By re-analyzing data from the Magellan spacecraft (which visited Venus all the way back in the 1990s!), these researchers found regions called “campi” on the surface of Venus. Like chunks of ice floating on our oceans, campi are large, flat hunks of rock atop Venus’s molten mantle. They move around, dragging through surrounding rock and scarring the landscape, making marks visible in images.
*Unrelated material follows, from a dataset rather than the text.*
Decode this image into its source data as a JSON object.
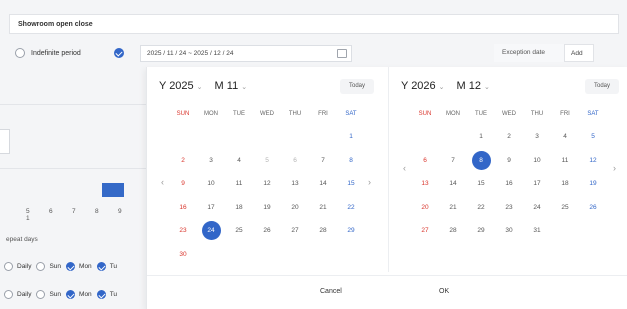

So why should you care about jiggling rocks? Paul Byrne, one of the astronomers leading this study, tweeted that that “modern Venus might also hold clues to early Earth...and Venus might also tell us what to expect on planets that are Earth-sized — which basically means Venus-sized — orbiting other stars.” Looking at our sister planet can tell us more about how planets, including our own, work. Also, these investigations can hopefully answer the question of why Venus is so unpleasant while Earth is habitable and teeming with life.
With multiple missions to Venus coming up — DAVINCI+, VERITAS, and EnVision — scientists are eager to take a closer look at the surface, including these intriguing moving rocks.